WASHINGTON Tommy Thompson was the Health and Human Services secretary for four years, and now is president of Logistics Health, Inc., which in June won an $11 million contract to treat Sept. 11 workers and volunteers who now live far away from the New York-area hospitals treating the bulk of ground zero patients.

Some patients are complaining that two months since the handover, they have yet to hear from Thompson's firm, which is based in La Crosse, Wis.

"I have absolutely no help from anybody," said Ed Persico of Missoula, Mont., who was a Red Cross volunteer at a New York City landfill where the ground zero debris was examined for human remains.

"I went to get my asthma inhaler prescription filled and I couldn't get it filled because they said they switched programs. I keep calling them, and they tell me I'm supposed to get another medical ID card in another four to six weeks," said Persico.

Persico is one of approximately 450 workers and volunteers across the United States who are believed to have been made ill by exposure to toxic debris from the fallen World Trade Center towers.

New York Rep. Carolyn Maloney, a Manhattan Democrat, on Monday said Thompson "stood in the way of helping 9/11 responders" when he was the health secretary, and is not doing any better as president of LHI.

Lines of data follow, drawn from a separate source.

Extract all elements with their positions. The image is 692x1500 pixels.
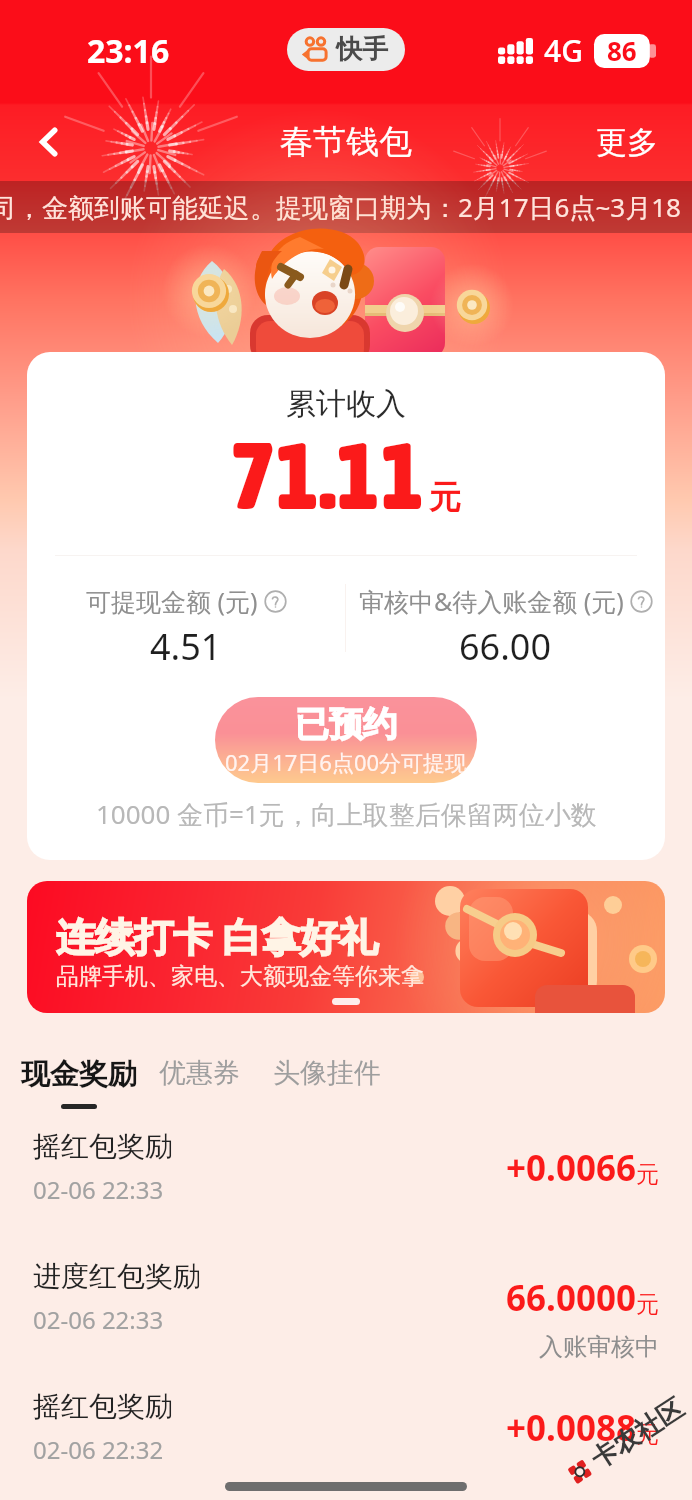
button[interactable]: 进度红包奖励 — [0, 1239, 692, 1369]
staticText: 66.00 — [459, 622, 552, 671]
staticText: 品牌手机、家电、大额现金等你来拿 — [56, 962, 424, 991]
staticText: 4G — [544, 30, 583, 71]
staticText: 02月17日6点00分可提现 — [225, 747, 468, 777]
staticText: 23:16 — [87, 29, 170, 73]
staticText: 元 — [636, 1290, 659, 1319]
staticText: 可提现金额 (元) — [86, 584, 258, 618]
staticText: 审核中&待入账金额 (元) — [359, 584, 624, 618]
button[interactable]: 摇红包奖励 — [0, 1369, 692, 1499]
staticText: 10000 金币=1元，向上取整后保留两位小数 — [96, 796, 597, 832]
button[interactable]: 更多 — [566, 109, 692, 176]
staticText: +0.0066 — [506, 1144, 636, 1192]
button[interactable]: 摇红包奖励 — [0, 1109, 692, 1239]
button[interactable]: 连续打卡 白拿好礼 — [27, 881, 665, 1013]
staticText: 66.0000 — [506, 1274, 636, 1322]
staticText: 02-06 22:32 — [33, 1433, 164, 1466]
staticText: 优惠券 — [159, 1056, 240, 1090]
staticText: 摇红包奖励 — [33, 1129, 173, 1164]
staticText: 02-06 22:33 — [33, 1303, 164, 1336]
staticText: 累计收入 — [286, 385, 406, 423]
staticText: 元 — [636, 1160, 659, 1189]
staticText: 入账审核中 — [539, 1332, 659, 1362]
staticText: 春节钱包 — [280, 121, 412, 163]
staticText: 卡农社区 — [585, 1392, 690, 1476]
staticText: 71.11 — [231, 421, 425, 529]
button[interactable]: Back — [18, 111, 80, 173]
staticText: 4.51 — [150, 622, 222, 671]
staticText: 摇红包奖励 — [33, 1389, 173, 1424]
button[interactable]: 头像挂件 — [273, 1056, 381, 1090]
button[interactable]: 已预约 — [215, 697, 477, 783]
staticText: 司，金额到账可能延迟。提现窗口期为：2月17日6点~3月18日24 — [0, 189, 682, 225]
staticText: 元 — [636, 1420, 659, 1449]
staticText: 进度红包奖励 — [33, 1259, 201, 1294]
staticText: +0.0088 — [506, 1404, 636, 1452]
button[interactable]: 优惠券 — [159, 1056, 240, 1090]
staticText: 元 — [429, 477, 461, 517]
staticText: 86 — [607, 33, 637, 68]
staticText: 连续打卡 白拿好礼 — [56, 909, 379, 962]
staticText: 现金奖励 — [21, 1056, 137, 1093]
staticText: 头像挂件 — [273, 1056, 381, 1090]
staticText: 更多 — [596, 123, 658, 162]
button[interactable]: 现金奖励 — [21, 1056, 137, 1109]
staticText: 快手 — [336, 33, 388, 66]
staticText: 02-06 22:33 — [33, 1173, 164, 1206]
staticText: 已预约 — [295, 703, 397, 746]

Maloney also faulted Dr. Julie Gerberding, the head of the Centers for Disease Control, for not taking a firmer role on the issue.

A CDC spokeswoman referred all questions to LHI. Officials at the company declined to say anything about the status of their work, and Logistics Health's director of marketing, Tracey Armstrong, referred questions back to the government.

While taxpayer dollars have helped care for thousands of recovery workers living in the New York City area, the government has struggled to provide treatment for the hundreds of people beyond New York.

"There just wasn't enough time for the handover. It wouldn't have mattered if it was LHI or anybody else," said Katherine Kirkland, executive director of the Association of Occupational and Environmental Clinics, the group that had been overseeing the national program before LHI.

Part of the problem, according to experts, is that the nation's strict health privacy laws make it difficult to transfer a patient database, meaning any handover of patient care takes time and resources to reach out to individual patients. Another potential difficulty arises in cases like Persico's, where he is the only person in his entire state in need of such care.

"It's a very small, very scattered population, and it's very work intensive," said Kirkland.